2020-06-19 17:48:30 0 [Note] InnoDB: Creating shared tablespace for temporary tables
2020-06-19 17:48:30 0 [Note] InnoDB: Setting file './ibtmp1' size to 12 MB. Physically writing the file full; Please wait ...
2020-06-19 17:48:30 0 [Note] InnoDB: File './ibtmp1' size is now 12 MB.
2020-06-19 17:48:30 0 [Note] InnoDB: Waiting for purge to start
2020-06-19 17:48:30 0 [Note] InnoDB: 10.4.13 started; log sequence number 313959; transaction id 463
2020-06-19 17:48:30 0 [Warning] InnoDB: Skipping buffer pool dump/restore during wsrep recovery.
2020-06-19 17:48:30 0 [Note] Plugin 'FEEDBACK' is disabled.
2020-06-19 17:48:30 0 [Note] Server socket created on IP: '0.0.0.0'.
2020-06-19 17:48:30 0 [Note] WSREP: Recovered position: dc4131b7-b202-11ea-a09b-276abc28c565:54

root@galera1:~# galera_new_cluster
root@galera1:~#service mysql status
● mariadb.service - MariaDB 10.4.13 database server
   Loaded: loaded (/lib/systemd/system/mariadb.service; enabled; vendor preset: enabled)

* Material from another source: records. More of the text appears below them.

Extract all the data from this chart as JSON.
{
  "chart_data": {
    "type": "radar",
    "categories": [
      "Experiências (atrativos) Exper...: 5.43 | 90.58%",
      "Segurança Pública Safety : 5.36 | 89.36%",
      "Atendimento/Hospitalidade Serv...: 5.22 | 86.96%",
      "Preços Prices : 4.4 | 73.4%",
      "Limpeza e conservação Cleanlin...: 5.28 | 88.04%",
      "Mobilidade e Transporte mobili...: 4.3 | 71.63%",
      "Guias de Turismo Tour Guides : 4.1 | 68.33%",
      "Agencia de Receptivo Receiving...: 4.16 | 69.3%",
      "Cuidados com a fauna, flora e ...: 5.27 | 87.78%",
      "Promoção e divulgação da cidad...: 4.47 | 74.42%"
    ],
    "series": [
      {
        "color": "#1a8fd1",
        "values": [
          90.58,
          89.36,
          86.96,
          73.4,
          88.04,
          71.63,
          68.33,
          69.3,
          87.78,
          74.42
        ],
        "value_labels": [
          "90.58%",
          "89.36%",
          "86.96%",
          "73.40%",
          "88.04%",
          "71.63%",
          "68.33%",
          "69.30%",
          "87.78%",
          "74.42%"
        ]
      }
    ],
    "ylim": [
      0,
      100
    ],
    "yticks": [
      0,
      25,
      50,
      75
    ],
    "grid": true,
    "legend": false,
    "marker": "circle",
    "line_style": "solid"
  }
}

  Drop-In: /etc/systemd/system/mariadb.service.d
           └─migrated-from-my.cnf-settings.conf
   Active: active (running) since Fri 2020-06-19 17:48:39 UTC; 8min ago
     Docs: man:mysqld(8)
           https://mariadb.com/kb/en/library/systemd/
  Process: 1893 ExecStartPost=/etc/mysql/debian-start (code=exited, status=0/SUCCESS)
  Process: 1891 ExecStartPost=/bin/sh -c systemctl unset-environment _WSREP_START_POSITION (code=exited, status=0/SUCCESS)
  Process: 1648 ExecStartPre=/bin/sh -c [ ! -e /usr/bin/galera_recovery ] && VAR= ||   VAR=`cd /usr/bin/..; /usr/bin/galera_recovery`; [ $? -eq 0 ]   && syste
  Process: 1646 ExecStartPre=/bin/sh -c systemctl unset-environment _WSREP_START_POSITION (code=exited, status=0/SUCCESS)
  Process: 1645 ExecStartPre=/usr/bin/install -m 755 -o mysql -g root -d /var/run/mysqld (code=exited, status=0/SUCCESS)
 Main PID: 1854 (mysqld)
   Status: "Taking your SQL requests now..."
    Tasks: 37 (limit: 14199)
   CGroup: /system.slice/mariadb.service
           └─1854 /usr/sbin/mysqld --wsrep-new-cluster --wsrep_start_position=dc4131b7-b202-11ea-a09b-276abc28c565:54

Do the same for other stopped containers as well.
NB: There is no need to restore the state on the other servers. It will automatically sync with the first one.